The Delta Live Tables runtime cannot detect changes in non-Delta data sources. The table is still updated regularly but with a higher default trigger interval to prevent excessive recomputation from slowing down any incremental processing happening on compute.

By default, refresh operations are performed synchronously. You can also set a refresh operation to occur asynchronously. The behavior associated with each approach is as follows:

  • Synchronous: A synchronous refresh blocks other operations until the refresh operation is complete. This allows you to sequence refresh operations in an orchestration tool, like workflows. To orchestrate materialized views with workflows, use the SQL task type. See Introduction to Databricks Workflows.

  • Asynchronous: An asynchronous refresh starts a background job on Delta Live Tables compute when a materialized view refresh begins, and the command returns before the data load is complete. Because a Delta Live Tables pipeline manages the refresh, the Databricks SQL warehouse used to create the materialized view is not used. It does not need to be running during the refresh operation.

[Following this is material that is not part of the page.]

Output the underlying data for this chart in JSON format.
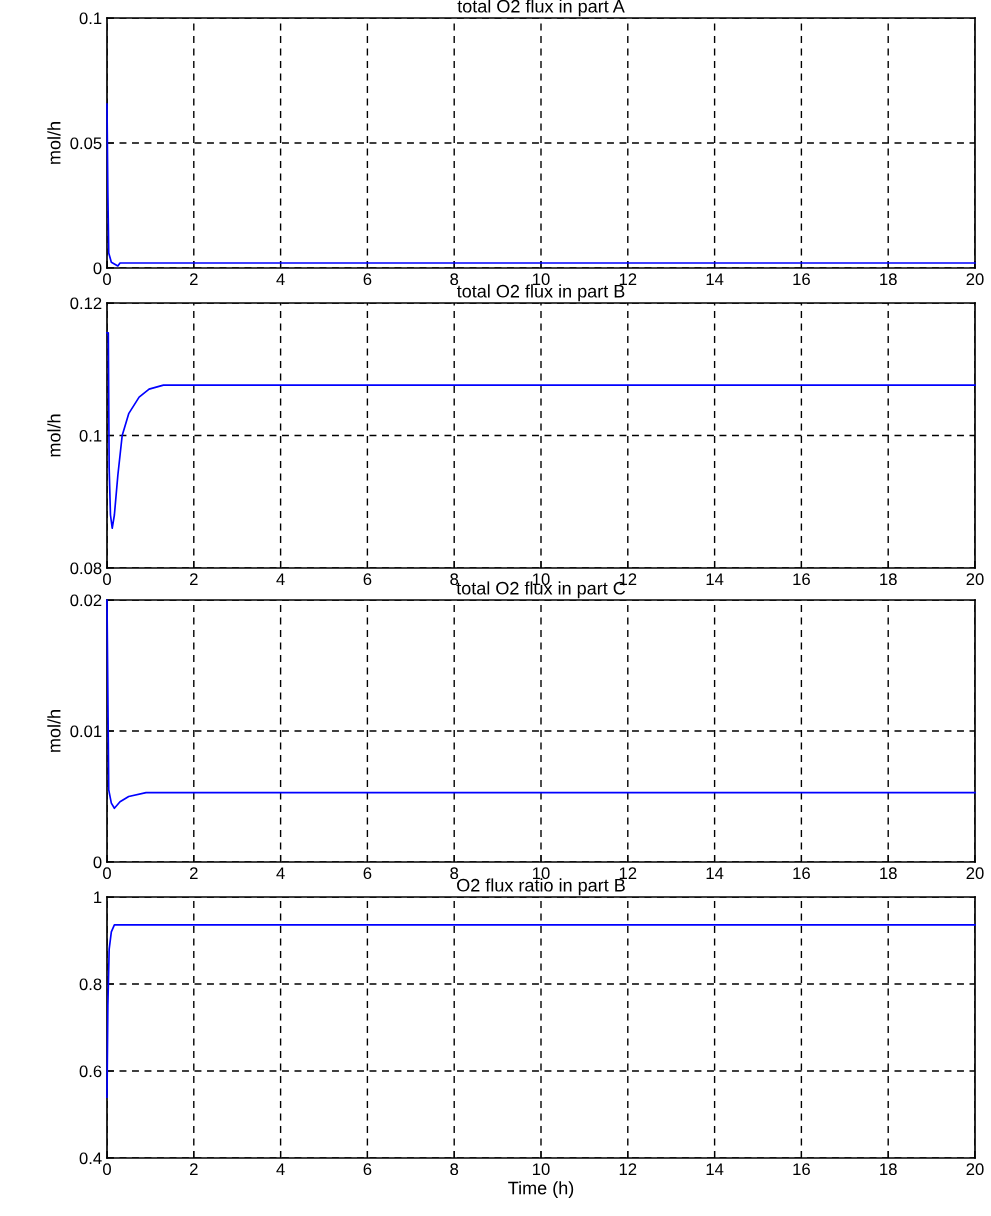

Support for materialized view incremental refresh

The following table lists support for incremental refresh by SQL keyword or clause:

SQL keyword or clause

Support for incremental refresh

SELECT expressions

Expressions including deterministic built-in functions and immutable user-defined functions (UDFs) are supported.

WITH

Yes, common table expressions are supported.

FROM

Supported base tables include Delta tables, materialized views, and streaming tables

EXPECTATIONS

No. Materialized views that use expectations are always fully refreshed.

UNION ALL

No

INNER JOIN

No

LEFT JOIN

No

GROUP BY

Yes

WHERE, HAVING

Filter clauses such as WHERE and HAVING are supported.

OVER

No

QUALIFY

No

Note

Non-deterministic functions, for example, CURRENT_TIMESTAMP, are not supported.